U Student Details On-Campus Antisemitism

Elise Long thought that, maybe, going to class at the University of Minnesota would give her some respite from the awfulness she watched unfold in the hours after Israel was attacked by Hamas on Oct. 7. In her first class, it quickly became clear that wasn’t going to be the case.


“I had a professor that asked about the news, so I brought up the attack and how I was feeling,” said Long. “The professor went on to claim that Hamas was a political group, not a terrorist organization – despite my attempts to correct him.
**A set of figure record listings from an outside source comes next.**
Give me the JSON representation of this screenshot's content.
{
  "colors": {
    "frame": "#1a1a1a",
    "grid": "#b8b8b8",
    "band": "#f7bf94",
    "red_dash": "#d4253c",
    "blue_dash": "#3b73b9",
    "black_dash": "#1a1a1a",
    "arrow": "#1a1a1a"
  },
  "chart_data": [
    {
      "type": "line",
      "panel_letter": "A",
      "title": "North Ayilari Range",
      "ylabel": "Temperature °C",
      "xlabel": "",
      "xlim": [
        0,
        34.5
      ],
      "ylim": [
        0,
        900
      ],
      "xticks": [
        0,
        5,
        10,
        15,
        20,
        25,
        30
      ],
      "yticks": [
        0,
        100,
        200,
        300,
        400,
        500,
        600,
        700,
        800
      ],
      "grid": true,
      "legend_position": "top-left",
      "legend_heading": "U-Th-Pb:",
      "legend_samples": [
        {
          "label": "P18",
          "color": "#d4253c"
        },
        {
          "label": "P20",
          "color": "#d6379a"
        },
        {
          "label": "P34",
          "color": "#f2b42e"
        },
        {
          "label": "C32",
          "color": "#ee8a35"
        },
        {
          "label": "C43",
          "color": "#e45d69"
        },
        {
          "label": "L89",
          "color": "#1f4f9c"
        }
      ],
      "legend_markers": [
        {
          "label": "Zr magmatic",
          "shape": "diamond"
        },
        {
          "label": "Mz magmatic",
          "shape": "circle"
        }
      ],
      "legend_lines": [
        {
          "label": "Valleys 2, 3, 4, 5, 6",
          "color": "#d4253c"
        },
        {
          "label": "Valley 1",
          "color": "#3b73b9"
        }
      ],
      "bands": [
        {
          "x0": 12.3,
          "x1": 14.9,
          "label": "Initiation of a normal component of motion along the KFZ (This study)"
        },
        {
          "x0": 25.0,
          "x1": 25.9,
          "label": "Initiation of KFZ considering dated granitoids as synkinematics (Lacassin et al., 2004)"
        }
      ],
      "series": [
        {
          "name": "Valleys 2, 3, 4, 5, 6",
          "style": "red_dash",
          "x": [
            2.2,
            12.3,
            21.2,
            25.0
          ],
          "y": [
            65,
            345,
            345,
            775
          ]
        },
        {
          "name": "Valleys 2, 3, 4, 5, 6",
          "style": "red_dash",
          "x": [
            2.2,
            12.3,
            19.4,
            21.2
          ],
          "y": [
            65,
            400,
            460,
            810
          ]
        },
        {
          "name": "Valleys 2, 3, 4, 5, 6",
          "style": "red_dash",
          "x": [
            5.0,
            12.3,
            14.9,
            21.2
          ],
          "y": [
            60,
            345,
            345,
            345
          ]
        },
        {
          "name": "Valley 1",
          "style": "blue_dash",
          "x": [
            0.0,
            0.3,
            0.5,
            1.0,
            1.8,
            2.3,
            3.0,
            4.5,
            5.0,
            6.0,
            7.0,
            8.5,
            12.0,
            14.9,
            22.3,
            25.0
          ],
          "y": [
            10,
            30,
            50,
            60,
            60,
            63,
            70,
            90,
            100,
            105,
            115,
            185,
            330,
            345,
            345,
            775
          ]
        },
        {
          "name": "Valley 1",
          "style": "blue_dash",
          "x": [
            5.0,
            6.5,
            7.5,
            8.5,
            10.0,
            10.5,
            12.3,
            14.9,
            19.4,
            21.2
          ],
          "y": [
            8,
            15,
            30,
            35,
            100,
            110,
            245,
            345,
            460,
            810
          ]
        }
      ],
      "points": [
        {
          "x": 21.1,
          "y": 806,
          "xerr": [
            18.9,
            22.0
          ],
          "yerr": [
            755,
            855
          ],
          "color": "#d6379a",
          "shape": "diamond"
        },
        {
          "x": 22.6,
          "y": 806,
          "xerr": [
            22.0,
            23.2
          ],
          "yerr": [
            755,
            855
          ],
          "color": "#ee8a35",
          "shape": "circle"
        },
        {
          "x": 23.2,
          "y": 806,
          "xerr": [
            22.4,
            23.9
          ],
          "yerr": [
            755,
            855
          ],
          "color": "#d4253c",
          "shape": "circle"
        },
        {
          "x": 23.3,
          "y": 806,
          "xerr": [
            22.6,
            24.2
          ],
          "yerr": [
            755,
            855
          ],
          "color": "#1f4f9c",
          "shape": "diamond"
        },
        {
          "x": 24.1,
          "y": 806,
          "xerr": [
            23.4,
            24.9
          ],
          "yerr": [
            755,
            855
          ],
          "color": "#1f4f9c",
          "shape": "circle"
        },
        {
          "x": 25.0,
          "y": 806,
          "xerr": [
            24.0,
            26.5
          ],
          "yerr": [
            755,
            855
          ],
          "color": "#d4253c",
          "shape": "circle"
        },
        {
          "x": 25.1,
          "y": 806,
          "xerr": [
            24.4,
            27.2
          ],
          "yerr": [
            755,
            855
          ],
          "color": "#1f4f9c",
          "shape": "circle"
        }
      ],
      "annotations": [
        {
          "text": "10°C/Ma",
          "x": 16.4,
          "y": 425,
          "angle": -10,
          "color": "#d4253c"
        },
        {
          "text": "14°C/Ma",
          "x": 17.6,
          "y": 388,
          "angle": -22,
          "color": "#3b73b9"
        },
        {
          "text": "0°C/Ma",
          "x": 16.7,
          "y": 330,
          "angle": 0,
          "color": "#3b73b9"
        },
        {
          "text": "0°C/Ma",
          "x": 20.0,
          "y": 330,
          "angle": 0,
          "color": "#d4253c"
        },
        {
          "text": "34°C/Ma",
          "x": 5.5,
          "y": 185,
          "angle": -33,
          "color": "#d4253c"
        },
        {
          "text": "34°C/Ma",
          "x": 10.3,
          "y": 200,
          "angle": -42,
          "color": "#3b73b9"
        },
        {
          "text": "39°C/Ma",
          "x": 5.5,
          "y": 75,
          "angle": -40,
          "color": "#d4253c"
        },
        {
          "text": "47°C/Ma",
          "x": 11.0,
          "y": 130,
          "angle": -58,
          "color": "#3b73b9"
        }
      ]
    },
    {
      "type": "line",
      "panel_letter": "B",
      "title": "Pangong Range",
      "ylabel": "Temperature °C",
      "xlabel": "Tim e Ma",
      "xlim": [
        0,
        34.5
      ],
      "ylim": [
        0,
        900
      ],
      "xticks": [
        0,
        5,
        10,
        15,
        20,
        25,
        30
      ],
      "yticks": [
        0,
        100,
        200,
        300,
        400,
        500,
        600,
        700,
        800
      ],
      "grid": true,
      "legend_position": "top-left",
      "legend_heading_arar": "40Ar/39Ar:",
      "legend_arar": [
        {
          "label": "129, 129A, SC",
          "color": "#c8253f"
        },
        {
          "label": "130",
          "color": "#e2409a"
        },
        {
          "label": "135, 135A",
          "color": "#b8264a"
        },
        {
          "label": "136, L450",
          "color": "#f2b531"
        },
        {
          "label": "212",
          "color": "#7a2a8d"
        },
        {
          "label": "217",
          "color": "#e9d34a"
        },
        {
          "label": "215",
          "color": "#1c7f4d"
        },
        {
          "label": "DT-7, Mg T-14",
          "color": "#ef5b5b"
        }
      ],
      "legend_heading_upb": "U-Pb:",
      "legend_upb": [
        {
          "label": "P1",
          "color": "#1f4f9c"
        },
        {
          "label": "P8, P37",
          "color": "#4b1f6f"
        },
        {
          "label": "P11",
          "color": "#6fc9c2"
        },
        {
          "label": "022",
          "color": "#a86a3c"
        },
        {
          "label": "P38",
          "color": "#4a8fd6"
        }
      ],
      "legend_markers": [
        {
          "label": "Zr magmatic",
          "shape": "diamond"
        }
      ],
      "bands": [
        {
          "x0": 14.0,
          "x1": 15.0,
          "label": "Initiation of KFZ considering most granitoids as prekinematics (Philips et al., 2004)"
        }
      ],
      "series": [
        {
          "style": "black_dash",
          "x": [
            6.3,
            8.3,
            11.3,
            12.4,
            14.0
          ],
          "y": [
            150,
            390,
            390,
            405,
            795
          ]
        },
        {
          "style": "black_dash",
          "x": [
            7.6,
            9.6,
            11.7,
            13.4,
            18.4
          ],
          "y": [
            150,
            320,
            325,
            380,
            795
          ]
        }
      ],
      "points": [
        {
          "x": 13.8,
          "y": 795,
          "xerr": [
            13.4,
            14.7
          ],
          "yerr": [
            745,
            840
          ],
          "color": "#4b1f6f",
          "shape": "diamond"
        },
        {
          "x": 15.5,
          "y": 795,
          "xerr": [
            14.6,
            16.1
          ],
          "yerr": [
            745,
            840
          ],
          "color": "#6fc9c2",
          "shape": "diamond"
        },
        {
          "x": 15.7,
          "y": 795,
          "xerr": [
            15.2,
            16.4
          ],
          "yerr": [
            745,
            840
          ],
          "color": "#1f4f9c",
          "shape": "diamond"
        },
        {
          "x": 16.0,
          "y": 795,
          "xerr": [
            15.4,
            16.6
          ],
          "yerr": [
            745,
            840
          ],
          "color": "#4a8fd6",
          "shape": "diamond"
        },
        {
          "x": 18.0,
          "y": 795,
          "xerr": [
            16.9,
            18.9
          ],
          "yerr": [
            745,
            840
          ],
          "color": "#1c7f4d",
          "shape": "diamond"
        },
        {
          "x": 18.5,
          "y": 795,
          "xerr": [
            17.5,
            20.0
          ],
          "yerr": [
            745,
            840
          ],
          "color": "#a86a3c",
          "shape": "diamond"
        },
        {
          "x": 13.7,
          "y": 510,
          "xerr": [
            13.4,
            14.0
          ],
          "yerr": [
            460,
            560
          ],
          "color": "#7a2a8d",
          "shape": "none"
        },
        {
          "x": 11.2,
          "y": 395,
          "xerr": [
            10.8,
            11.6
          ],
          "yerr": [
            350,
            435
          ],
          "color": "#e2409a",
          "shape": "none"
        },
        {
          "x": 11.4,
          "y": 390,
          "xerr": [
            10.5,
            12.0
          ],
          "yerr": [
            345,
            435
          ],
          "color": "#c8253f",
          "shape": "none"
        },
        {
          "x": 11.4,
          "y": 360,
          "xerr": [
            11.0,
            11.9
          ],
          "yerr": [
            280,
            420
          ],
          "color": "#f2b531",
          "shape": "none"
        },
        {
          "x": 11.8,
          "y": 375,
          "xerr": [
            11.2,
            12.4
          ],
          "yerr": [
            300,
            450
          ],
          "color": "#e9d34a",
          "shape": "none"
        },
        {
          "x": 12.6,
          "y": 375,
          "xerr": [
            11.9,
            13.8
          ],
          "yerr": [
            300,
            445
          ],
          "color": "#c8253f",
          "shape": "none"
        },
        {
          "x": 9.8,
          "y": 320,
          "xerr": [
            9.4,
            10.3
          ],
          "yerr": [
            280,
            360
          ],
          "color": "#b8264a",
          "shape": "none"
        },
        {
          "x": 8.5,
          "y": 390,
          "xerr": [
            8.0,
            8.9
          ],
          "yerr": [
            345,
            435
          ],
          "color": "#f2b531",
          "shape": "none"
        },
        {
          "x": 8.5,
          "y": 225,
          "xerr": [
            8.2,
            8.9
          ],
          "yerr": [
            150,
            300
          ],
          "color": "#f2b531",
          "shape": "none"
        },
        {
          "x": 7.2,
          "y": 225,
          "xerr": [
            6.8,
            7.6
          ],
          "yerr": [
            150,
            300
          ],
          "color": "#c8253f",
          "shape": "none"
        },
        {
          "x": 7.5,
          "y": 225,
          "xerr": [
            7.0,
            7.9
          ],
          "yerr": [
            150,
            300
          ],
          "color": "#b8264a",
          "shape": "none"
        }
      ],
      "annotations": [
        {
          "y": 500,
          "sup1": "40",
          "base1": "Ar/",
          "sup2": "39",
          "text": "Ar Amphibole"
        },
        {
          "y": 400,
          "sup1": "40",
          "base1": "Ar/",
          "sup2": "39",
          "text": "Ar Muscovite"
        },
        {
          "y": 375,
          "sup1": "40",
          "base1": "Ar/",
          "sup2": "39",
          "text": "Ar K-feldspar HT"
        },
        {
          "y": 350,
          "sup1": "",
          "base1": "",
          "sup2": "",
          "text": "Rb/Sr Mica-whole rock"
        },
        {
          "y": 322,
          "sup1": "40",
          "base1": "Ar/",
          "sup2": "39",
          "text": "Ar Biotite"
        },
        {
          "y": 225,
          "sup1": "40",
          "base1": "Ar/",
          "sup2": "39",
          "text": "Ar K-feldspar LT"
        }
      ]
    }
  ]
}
He then went on to say that everything was a culmination of Israeli policies of the last 60 years, and the British.

“I knew that Hamas was going to try and break us down to our core, so I expected hate. That hate came so much quicker than I had anticipated, and from a source I wasn’t expecting.”

Long was one of the speakers at a Jewish and Ukrainian Solidarity event at the Barry Family Campus Thursday morning, organized by the Jewish Community Relations Council of Minnesota and the Dakotas and the MN Ukrainian American Advocacy Committee. She shared her experiences of antisemitism on campus at the University of Minnesota, from “Free Palestine” spray-painted outside of the Coffman Union, to other posters plastered on campus after the attack, including the genocidal slogan “From the river to the sea, Palestine will be free.”

Long also mentioned an open letter that professors and students signed that she said was anti-Zionist as well as antisemitic.

“I saw at least one former and one current professor on it,” she said. “The current professor was shocking to me. I thought she was supportive of me: I had talked to her these last weeks and she helped me. But seeing her name on there felt like a betrayal, and that my teachers hated people.”

Long, a junior, said that she was able to find some solace in going to Minnesota Hillel, even to just talk with staff and fellow students.

“There’s no perfect way to help everyone. It’s kind of like we’re all mourning in a way,” she said. “After what happened with the instructor. I just went right there. I feel like I work better just talking through trauma and stuff like this. I’m able to talk through emotions, and it’s a very safe space for all of us to just talk.”

After the incident with her professor, Long left the room in tears and called her mother, DeeDee. Despite being close enough to her daughter from the Minneapolis suburb she calls home, it’s hard for DeeDee to watch her daughter go through this.

A poster reading "From the river to the sea, Palestine will be free" in a University of Minnesota class building. (Photo by Elise Long).

A poster reading “From the river to the sea, Palestine will be free” in a University of Minnesota class building. (Photo by Elise Long).

“Like most Jews right now, I’m probably not handling it the best,” DeeDee said. “I worry about [Elise]. She knows she can call me anytime and, a lot of time she’ll call me and as she’s walking to class, she’ll use that time to get her feelings out and then she can go to class so she can focus.”

Adding to the stress of the moment is the fact that Elise’s sister, Lindsey, who was at the press conference to lend support, is going through the college application process. Watching some of the ways Jewish students have been targeted across the country is concerning.

“We have that end of it too, where some of the schools she wanted to apply to, she’s now thought, ‘I don’t think I feel safe,’” DeeDee said. “So I have kind of both sides of it here.”

One of the tools Long has come away with from the experience so far is that she isn’t alone.

“I have this knowledge that people are backing me, so I’m able to go to class,” said Elise, who keeps her phone at the ready to video anything that may happen. “But it is hard, and I do have to take deep breaths a lot, but [I] know I have a whole community behind me and that I can go to them and text them.”